在這裏我有必要介紹一下,這裏雖然沒有白天和黑夜,但這裏有風火雷雪天,極端的氣候,造就了這裏反常的季節。
1—3月狂沙肆虐,4—6月冰雪凍萬物,7—9月雷電響徹天,10—12月地火出籠日。
而爲什麼我會在這極端的環境中,準確的知道自己到來的時間呢?
這就得感謝住在我對面的另外一隻老猴子了,他叫老袁,那時毫無頭緒的我,迷茫的望着冰雪的大地,雙手抱胸,寒顫的蹲在冰柱下,我在想,我是否會凍死在這裏時。
冰柱上方的聲音救了我,這個聲音自然是老袁的,而老袁的家正好建在這冰柱上。
認識老袁後,我很好奇老袁爲什麼會有名字,思慮良久的老袁,說到:“我也不知道,但我喜歡袁的發音詞,但又不能叫自己老圓,那樣圓不溜秋的,太難聽,所以我就給自己取了老袁,你呢?”
我站在老袁家的窗戶,迷茫的看向飄雪的天問了一句:“雪要下多久?”
老袁頭也不擡的說道:“誰知道,方正現在是六月,因爲這裏六月纔會下雪”。
“那我就叫小六吧”。我轉過頭對老袁說。
我用那個月份給自己起了一個叫小六的名字!
我原以爲六月是一個極差的月份,但後來我才明白,有雪的天氣是神對這個地方施捨,可以用雪化作水來引用,不用奔波,只要存夠足夠的食物,就能休息很長一段時間。

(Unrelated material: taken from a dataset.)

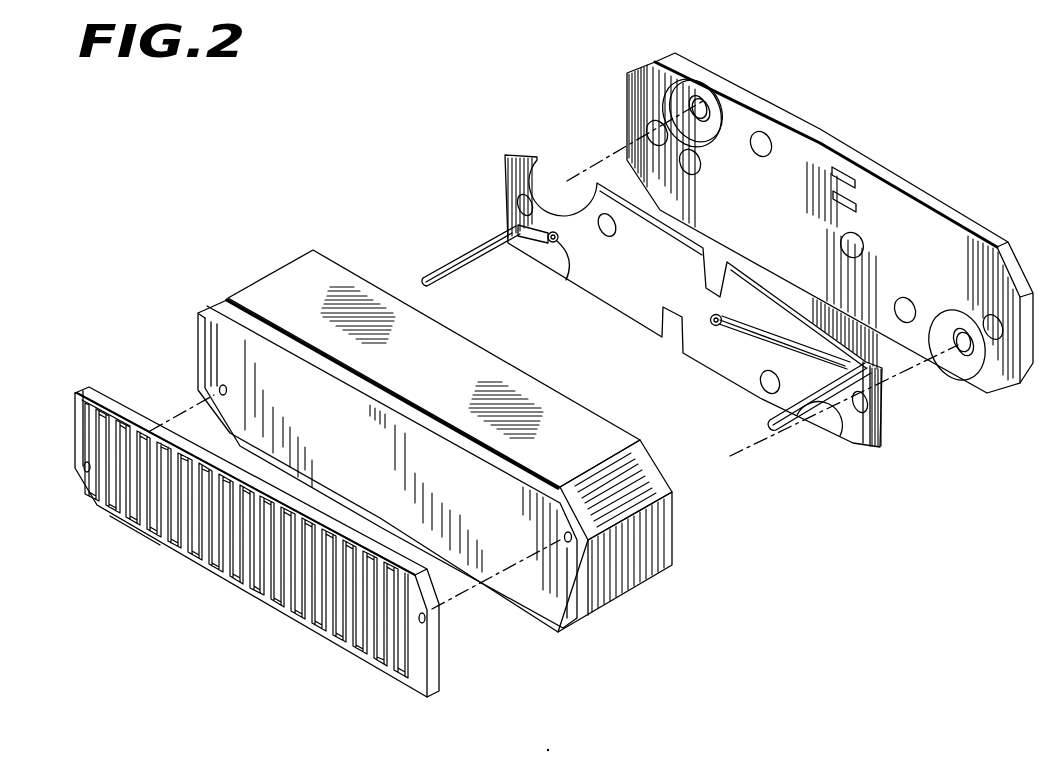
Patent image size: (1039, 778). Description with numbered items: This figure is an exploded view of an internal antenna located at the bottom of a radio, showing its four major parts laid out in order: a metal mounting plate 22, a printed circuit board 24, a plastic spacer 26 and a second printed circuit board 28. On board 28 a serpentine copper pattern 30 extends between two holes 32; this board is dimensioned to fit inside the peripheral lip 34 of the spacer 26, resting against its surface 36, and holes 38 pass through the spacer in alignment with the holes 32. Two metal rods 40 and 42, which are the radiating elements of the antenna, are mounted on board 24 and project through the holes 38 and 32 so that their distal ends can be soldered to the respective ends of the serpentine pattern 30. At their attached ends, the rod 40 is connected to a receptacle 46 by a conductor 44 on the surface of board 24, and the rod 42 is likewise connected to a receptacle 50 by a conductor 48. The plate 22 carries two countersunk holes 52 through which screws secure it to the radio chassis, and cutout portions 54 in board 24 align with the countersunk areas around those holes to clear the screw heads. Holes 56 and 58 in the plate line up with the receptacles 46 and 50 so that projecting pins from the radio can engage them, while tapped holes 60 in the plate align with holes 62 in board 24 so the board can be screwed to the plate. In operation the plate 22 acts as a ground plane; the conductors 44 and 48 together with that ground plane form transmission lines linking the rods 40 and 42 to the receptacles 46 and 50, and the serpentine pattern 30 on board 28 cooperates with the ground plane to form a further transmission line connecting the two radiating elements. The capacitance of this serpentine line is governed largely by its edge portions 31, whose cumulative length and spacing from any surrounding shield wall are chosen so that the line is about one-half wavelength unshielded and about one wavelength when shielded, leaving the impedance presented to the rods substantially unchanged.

提起這該死的飲用水我就生氣,在這裏長時間的居住後,我才懂得水的寶貴。
原來除了六月有雪化水的好事,其它季節,是要出去找水的,這裏的飲用水非常稀缺。
起先我並不習慣這裏的生活,還是在老袁的幫助下,才漸漸習慣的,所以我很“感謝”這隻老猴子。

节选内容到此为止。